In turn, you could share access to the blockchain with consumers and outside reviewers. If the company’s supply chain truly is high quality and ethical, then the company will benefit from sharing that information with the world. In theory, a consumer could see a product they like in a store, look up its information, and check where it came from and the names of the people who manufactured it–all from their smartphone in-store. Blockchain has the potential to shrink our supply chains back down to manageable, human interactions like they were in the past.
5. Why Blockchain Alone Won’t Solve Supply Chains
Blockchain is just a protocol. It’s an advancement in cryptography that makes storing and certifying records easier. That doesn’t mean it’s the magic bullet for every industry. Moving toward a truly transparent supply chain economy will require advances in other technologies as well. Additionally, we’ll need buy-in from the major corporations and a willingness to share supply chain data with the public at large.
Chief among the necessary technological advancements is the internet of things. To make it practical to track complex supply chains, we’ll want the products to track themselves. It would be time consuming and introduce too much overhead for employees to scan or sign each product themselves. Instead, advancements in RFID chips and other sensors could make it so that we can track the location of items within a factory or in transit at any time. Many companies are already using these IoT technologies and seeing massive benefits in efficiency and transparency, without the need for a blockchain.

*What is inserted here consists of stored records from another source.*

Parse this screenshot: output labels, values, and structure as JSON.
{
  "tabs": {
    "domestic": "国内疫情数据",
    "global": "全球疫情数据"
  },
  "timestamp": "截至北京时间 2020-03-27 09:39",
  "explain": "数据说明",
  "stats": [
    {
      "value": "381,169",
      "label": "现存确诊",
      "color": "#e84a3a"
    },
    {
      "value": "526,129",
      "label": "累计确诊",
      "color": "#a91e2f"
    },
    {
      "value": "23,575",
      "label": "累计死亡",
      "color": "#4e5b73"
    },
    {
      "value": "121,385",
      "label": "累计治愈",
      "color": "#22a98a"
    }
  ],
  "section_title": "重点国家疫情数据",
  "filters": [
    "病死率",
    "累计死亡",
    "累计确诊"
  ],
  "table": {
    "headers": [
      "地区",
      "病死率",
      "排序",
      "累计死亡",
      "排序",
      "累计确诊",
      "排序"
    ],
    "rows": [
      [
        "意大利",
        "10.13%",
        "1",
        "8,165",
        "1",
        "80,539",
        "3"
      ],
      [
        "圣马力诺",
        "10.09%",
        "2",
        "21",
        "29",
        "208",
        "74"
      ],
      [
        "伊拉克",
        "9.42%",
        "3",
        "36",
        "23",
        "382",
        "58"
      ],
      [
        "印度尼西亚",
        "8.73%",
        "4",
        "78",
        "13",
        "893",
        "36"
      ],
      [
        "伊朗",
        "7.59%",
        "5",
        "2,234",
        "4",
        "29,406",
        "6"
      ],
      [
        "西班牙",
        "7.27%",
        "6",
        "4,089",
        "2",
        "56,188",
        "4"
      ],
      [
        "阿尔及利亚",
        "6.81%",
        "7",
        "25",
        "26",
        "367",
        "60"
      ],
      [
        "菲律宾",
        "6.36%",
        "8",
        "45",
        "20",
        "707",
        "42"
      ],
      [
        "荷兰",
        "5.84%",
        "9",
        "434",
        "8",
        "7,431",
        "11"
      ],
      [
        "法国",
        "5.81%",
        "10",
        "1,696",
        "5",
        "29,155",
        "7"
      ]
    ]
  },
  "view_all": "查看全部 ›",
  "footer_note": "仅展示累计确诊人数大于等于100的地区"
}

In order for a blockchain solution to make sense, there needs to be corporate buy-in from every company at every step along the way in the process, from resource procurement to manufacturing to delivery. It’s possible to use blockchain at a smaller scale, but it really starts to make sense at a large scale. Of course, the difficulty is getting that many independent players on board, trained, and ready for such a project would be an enormous undertaking. The blockchain technology would need to be well proven and show a clear business benefit worth the investment. So far, we don’t really have that kind of convincing data for blockchain in these industry use cases.
Transparent supply chains are important because they allow companies to manage and monitor risks within their production. They also lead to higher quality products with clear, ethical provenance. That type of transparency is huge for a company’s reputation and can even be a powerful marketing tool in the modern economy. Consumers care where their products come from.
Technology, blockchain and otherwise, will play a huge role in making supply chains more open and understandable. As we move toward a single source of truth for verifying and certifying the origins of products, our global economy will become more understandable and more ethical. That’s a huge opportunity for companies and consumers.